Rogers David M
National Center for Computational Sciences, Oak Ridge National Laboratory, Oak Ridge, TN 37831, USA.
Entropy (Basel). 2020 Oct 31;22(11):1242. doi: 10.3390/e22111242.
Automated identification of protein conformational states from simulation of an ensemble of structures is a hard problem because it requires teaching a computer to recognize shapes. We adapt the naïve Bayes classifier from the machine learning community for use on atom-to-atom pairwise contacts. The result is an unsupervised learning algorithm that samples a 'distribution' over potential classification schemes. We apply the classifier to a series of test structures and one real protein, showing that it identifies the conformational transition with >95% accuracy in most cases. A nontrivial feature of our adaptation is a new connection to information entropy that allows us to vary the level of structural detail without spoiling the categorization. This is confirmed by comparing results as the number of atoms and time-samples are varied over 1.5 orders of magnitude. Further, the method's derivation from Bayesian analysis on the set of inter-atomic contacts makes it easy to understand and extend to more complex cases.

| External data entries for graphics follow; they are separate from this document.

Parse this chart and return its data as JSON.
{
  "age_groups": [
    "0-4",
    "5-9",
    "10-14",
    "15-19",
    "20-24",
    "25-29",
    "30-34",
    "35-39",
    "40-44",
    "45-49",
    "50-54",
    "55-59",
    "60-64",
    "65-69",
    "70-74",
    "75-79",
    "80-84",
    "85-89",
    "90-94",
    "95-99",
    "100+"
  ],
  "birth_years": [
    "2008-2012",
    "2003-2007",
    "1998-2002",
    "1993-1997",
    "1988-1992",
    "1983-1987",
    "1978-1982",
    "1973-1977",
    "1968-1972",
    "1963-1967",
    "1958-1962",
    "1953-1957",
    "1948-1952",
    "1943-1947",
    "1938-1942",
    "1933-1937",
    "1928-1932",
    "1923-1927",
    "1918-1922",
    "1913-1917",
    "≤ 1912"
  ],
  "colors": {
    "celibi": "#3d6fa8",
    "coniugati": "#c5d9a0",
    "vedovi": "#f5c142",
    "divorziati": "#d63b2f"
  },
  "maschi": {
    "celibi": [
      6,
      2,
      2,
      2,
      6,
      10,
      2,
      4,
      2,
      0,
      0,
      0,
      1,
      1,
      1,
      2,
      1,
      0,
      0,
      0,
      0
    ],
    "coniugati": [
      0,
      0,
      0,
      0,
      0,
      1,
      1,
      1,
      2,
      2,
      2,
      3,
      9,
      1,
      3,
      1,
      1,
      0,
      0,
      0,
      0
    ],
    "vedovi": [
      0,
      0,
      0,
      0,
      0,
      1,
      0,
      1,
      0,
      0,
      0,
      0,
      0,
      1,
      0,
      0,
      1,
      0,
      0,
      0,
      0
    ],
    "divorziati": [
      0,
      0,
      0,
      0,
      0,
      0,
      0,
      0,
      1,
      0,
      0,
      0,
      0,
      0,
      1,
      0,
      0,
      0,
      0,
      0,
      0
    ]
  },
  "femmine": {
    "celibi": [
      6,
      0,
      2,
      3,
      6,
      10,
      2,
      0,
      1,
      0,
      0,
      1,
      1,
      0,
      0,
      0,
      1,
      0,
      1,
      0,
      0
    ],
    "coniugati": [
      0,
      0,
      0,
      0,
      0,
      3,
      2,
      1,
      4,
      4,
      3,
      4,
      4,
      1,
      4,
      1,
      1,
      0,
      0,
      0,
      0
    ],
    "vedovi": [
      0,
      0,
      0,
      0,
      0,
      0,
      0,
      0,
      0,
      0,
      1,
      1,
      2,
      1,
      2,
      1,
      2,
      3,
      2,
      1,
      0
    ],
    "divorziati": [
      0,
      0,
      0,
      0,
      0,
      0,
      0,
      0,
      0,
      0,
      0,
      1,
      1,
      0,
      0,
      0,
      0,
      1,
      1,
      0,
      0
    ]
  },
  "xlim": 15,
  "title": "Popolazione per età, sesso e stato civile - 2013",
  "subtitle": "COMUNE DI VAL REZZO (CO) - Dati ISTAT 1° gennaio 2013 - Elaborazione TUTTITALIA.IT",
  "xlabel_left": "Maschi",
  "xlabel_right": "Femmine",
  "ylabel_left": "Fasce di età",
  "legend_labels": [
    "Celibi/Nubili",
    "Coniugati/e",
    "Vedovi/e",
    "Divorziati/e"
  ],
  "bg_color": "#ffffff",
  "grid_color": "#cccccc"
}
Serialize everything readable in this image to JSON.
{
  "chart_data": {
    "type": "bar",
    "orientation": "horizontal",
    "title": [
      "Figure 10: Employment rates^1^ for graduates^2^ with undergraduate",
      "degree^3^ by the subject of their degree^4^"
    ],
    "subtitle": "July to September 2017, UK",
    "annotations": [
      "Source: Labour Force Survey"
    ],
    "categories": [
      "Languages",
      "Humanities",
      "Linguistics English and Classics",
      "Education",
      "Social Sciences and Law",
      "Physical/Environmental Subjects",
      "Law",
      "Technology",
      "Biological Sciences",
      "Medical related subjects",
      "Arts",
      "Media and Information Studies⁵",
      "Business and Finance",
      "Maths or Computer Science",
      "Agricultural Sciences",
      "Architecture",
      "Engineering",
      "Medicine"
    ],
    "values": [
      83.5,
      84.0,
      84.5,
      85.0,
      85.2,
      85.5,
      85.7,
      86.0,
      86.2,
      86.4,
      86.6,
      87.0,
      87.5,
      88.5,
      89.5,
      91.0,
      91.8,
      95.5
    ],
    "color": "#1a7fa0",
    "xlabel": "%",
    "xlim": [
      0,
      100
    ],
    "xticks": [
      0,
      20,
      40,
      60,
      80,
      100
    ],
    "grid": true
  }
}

从一组结构的模拟中自动识别蛋白质构象状态是一个难题,因为这需要教会计算机识别形状。我们采用了机器学习领域的朴素贝叶斯分类器,用于原子对原子的成对接触。结果得到了一种无监督学习算法,该算法对潜在的分类方案进行“分布”采样。我们将该分类器应用于一系列测试结构和一个真实蛋白质,结果表明在大多数情况下它能以超过95%的准确率识别构象转变。我们改编的一个重要特性是与信息熵的新联系,这使我们能够在不破坏分类的情况下改变结构细节的程度。通过比较原子数量和时间样本在1.5个数量级上变化时的结果,这一点得到了证实。此外,该方法从对原子间接触集的贝叶斯分析推导而来,使其易于理解并扩展到更复杂的情况。